Deutsche Industrie mit markant weniger Aufträgen aus Eurozone

Lesedauer: 2 Min
Die Auftragseingänge für die deutsche Industrie fallen auch im Dezember deutlich um 2.1 % gegenüber dem Vormonat. Der Auftragsrückgang aus der Eurozone war mit 13.9% extrem.

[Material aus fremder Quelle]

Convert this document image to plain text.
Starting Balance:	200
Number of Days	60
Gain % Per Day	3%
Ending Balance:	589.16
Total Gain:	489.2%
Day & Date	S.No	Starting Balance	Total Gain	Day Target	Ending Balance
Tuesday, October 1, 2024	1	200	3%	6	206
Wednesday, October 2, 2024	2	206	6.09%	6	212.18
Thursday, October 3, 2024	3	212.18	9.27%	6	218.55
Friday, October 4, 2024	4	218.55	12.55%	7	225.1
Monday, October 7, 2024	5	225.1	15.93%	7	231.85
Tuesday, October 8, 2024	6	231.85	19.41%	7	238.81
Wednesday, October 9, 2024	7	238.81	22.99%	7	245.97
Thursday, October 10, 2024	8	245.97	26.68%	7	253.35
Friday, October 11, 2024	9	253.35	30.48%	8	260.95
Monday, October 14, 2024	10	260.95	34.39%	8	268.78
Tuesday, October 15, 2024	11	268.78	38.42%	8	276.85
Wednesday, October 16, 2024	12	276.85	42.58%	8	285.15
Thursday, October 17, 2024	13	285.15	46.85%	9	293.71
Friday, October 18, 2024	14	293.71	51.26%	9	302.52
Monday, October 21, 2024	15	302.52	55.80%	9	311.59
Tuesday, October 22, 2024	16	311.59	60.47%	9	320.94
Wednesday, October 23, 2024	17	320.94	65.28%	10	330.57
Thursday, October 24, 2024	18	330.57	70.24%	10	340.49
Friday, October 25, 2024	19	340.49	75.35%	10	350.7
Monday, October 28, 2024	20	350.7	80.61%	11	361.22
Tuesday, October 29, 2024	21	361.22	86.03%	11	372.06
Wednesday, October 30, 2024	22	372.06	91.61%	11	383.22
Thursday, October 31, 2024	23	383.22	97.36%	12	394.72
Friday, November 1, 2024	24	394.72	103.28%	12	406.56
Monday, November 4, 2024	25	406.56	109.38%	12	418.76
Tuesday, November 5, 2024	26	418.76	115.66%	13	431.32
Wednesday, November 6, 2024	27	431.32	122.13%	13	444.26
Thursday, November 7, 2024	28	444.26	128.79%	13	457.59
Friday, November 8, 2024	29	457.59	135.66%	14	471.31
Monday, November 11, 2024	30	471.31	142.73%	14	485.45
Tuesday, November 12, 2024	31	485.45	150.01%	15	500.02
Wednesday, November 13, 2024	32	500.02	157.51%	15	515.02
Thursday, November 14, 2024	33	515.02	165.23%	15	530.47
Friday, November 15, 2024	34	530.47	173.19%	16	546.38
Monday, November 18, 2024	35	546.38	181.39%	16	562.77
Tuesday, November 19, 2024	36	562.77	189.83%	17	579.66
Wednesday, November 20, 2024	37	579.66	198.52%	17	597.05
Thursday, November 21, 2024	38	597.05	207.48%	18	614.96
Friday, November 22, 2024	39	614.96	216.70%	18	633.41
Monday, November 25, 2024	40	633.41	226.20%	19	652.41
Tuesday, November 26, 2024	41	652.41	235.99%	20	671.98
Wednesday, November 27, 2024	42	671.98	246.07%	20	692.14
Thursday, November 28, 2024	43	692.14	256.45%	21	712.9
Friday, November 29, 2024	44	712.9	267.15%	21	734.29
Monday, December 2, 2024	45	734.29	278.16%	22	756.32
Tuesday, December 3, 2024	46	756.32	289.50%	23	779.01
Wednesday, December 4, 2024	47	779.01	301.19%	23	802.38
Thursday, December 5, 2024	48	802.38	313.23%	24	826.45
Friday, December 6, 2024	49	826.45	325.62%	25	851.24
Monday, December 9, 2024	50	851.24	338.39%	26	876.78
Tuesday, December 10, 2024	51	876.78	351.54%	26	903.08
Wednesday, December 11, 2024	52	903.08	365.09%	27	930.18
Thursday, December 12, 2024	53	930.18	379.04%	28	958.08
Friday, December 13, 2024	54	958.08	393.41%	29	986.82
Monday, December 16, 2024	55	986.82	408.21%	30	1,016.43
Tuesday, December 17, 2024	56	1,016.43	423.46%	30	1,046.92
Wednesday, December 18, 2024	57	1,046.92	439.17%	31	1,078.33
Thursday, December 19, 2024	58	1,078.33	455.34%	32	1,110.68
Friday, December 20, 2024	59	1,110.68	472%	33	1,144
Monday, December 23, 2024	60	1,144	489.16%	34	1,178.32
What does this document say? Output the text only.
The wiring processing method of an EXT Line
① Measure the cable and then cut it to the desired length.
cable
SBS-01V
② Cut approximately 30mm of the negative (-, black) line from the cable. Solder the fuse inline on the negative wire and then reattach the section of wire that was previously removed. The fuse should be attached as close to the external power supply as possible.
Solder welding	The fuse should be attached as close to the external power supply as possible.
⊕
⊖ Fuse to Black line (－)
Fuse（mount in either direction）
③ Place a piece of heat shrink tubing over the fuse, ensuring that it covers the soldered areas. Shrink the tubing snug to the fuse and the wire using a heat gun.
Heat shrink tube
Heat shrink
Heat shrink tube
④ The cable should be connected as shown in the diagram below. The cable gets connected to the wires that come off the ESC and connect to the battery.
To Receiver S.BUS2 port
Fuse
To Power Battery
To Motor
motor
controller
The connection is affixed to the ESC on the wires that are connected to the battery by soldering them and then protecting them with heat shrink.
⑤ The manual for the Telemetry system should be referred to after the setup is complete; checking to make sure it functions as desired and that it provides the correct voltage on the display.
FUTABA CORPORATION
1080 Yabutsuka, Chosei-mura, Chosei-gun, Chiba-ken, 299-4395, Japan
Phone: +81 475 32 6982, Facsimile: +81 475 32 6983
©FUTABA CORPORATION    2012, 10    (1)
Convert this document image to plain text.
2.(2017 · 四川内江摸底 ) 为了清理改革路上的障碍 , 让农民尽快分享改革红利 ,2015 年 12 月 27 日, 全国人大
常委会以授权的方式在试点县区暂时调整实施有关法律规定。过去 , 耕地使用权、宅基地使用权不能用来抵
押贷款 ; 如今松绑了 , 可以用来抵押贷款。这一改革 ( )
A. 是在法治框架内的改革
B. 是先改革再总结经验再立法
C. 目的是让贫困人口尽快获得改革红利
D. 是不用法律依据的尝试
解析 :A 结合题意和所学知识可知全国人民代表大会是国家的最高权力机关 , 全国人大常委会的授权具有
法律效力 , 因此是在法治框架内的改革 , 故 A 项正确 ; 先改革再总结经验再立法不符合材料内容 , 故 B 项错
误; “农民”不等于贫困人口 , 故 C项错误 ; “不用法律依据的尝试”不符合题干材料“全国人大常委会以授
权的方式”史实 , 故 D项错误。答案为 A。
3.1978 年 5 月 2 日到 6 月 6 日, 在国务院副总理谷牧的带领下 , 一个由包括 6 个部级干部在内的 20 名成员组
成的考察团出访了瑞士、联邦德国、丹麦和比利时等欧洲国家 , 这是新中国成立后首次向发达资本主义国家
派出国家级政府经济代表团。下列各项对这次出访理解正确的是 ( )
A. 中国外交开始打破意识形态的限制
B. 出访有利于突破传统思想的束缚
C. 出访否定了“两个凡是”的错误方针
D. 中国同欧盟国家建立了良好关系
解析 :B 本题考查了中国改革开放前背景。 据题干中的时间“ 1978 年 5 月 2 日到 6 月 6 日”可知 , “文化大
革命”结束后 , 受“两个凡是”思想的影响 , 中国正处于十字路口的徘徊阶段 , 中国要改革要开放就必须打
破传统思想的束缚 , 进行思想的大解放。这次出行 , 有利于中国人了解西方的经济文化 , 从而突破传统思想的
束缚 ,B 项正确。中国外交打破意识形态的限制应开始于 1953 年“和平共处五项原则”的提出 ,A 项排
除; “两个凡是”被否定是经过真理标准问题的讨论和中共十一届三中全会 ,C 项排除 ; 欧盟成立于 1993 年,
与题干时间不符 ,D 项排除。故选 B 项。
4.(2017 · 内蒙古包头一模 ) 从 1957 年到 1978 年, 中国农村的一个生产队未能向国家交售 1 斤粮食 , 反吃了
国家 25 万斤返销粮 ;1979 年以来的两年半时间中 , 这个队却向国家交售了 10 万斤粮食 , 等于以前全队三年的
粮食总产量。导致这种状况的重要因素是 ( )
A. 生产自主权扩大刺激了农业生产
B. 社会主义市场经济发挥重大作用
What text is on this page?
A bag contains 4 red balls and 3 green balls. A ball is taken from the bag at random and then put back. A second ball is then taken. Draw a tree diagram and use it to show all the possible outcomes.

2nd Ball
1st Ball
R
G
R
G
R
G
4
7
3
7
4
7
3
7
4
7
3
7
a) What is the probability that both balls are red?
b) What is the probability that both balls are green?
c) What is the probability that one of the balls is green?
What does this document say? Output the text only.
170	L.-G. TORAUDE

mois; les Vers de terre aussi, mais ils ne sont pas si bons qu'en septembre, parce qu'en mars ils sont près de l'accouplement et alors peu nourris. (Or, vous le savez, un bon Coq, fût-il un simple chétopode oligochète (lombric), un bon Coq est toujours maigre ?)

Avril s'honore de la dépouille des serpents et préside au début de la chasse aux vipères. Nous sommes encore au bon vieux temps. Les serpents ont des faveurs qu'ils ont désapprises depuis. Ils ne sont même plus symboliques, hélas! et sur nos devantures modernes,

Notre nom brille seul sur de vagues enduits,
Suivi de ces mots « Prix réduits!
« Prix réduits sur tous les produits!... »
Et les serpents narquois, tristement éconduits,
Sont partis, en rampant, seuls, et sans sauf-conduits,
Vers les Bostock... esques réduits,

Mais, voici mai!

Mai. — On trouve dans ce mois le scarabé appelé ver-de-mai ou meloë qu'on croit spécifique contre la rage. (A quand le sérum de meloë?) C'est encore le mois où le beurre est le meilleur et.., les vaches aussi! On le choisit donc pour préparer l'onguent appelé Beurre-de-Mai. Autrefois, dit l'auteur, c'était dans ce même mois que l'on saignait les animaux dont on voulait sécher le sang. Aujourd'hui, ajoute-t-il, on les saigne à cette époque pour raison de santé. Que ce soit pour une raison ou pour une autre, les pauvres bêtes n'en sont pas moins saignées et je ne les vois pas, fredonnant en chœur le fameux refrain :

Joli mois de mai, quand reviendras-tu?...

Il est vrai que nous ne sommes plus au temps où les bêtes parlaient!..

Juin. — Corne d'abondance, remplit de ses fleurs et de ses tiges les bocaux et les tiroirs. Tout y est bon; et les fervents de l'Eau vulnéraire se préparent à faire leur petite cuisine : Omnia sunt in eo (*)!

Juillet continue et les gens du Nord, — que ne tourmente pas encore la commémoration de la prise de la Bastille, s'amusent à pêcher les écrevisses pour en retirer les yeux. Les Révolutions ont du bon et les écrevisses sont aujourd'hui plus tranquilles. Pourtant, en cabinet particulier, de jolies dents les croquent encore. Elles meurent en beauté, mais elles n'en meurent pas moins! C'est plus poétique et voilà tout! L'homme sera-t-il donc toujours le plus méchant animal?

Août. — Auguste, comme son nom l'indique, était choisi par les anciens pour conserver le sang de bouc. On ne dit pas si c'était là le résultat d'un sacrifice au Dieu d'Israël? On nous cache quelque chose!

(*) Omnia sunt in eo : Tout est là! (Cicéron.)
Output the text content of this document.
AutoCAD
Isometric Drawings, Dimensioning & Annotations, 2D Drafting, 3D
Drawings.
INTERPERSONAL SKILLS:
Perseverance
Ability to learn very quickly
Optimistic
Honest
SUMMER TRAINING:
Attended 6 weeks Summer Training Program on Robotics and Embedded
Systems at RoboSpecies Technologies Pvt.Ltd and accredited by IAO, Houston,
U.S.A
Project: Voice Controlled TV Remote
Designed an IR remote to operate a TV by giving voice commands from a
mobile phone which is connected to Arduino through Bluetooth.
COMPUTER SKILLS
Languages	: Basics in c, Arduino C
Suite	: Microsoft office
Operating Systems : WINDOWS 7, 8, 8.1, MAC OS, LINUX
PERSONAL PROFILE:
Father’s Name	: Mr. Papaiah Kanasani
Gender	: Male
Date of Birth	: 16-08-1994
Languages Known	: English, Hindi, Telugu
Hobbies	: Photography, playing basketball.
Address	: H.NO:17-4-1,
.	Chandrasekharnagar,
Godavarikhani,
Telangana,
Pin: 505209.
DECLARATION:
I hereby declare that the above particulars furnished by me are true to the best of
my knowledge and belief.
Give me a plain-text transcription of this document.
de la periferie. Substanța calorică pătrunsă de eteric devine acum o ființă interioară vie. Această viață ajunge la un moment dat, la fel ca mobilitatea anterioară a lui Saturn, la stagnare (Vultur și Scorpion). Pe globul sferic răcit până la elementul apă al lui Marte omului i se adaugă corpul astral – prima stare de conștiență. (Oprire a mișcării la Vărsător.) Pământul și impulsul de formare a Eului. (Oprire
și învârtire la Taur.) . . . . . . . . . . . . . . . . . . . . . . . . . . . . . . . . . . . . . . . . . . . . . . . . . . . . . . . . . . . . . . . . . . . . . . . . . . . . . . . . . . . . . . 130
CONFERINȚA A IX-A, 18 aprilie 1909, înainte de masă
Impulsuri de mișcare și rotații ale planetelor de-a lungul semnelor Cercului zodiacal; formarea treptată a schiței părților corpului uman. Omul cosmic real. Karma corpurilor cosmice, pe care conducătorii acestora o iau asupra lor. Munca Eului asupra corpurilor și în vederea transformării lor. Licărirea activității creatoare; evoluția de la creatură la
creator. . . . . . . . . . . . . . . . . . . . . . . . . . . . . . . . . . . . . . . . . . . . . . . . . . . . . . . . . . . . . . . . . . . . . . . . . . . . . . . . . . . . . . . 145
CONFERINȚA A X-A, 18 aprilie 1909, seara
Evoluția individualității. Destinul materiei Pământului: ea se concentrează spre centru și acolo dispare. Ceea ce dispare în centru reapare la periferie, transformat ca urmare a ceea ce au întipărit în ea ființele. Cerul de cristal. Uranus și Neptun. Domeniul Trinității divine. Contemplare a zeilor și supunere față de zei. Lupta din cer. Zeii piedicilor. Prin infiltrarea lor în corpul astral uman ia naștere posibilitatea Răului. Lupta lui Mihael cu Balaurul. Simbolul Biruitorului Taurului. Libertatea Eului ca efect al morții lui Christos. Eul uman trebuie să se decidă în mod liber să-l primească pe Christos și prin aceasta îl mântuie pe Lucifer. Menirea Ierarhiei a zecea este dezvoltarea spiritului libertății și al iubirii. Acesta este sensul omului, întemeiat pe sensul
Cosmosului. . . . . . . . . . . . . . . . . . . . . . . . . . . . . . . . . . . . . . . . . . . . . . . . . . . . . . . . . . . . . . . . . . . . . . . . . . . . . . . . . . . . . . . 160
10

Während der Veröffentlichung der deutschen Auftragseingangsdaten hält man als Volkswirt mittlerweile die Luft an. Leider war heute danach kein Durchatmen angesagt. Auch im letzten Monat des Jahres 2019 stand ein deutliches Minus zu Buche. Auch ohne die volatilen Grossaufträge lag der Rückgang bei 1.3 %. Man kann also den Auftragsrückgang nicht auf Sondereffekte schieben. Besonders furchteinflössend sieht der Auftragseingang im Jahresvergleich aus. Gegenüber Dezember 2018 wurde ein Minus von 8.7% vermeldet.

In der ganzen Eurozone stimmt etwas nicht. Es klemmt gewaltig. Ein Auftragsrückgang von 13.9% im Monatsvergleich kommt nicht allzu häufig vor. Die Handelskonflikte und das Ausscheiden Grossbritanniens aus der EU haben zum Jahresende massiv belastet.

Mit dem rückläufigen Auftragseingang zum Jahresende gibt es keine Hoffnung mehr auf eine anziehende Industrieproduktion im laufenden ersten Quartal. Damit läuft die deutsche Volkswirtschaft Gefahr, erneut einen Rückgang des Bruttoinlandprodukts (BIP) verbuchen zu müssen. Die Rezession in der deutschen Industrie setzt sich fort, die Wirtschaft läuft also nur mit einem Zylinder. Die Binnenwirtschaft bleibt die Stütze, massgeblich getragen von einem robusten privaten und öffentlichen Konsum. Die Exportwirtschaft ist ein Ausfall.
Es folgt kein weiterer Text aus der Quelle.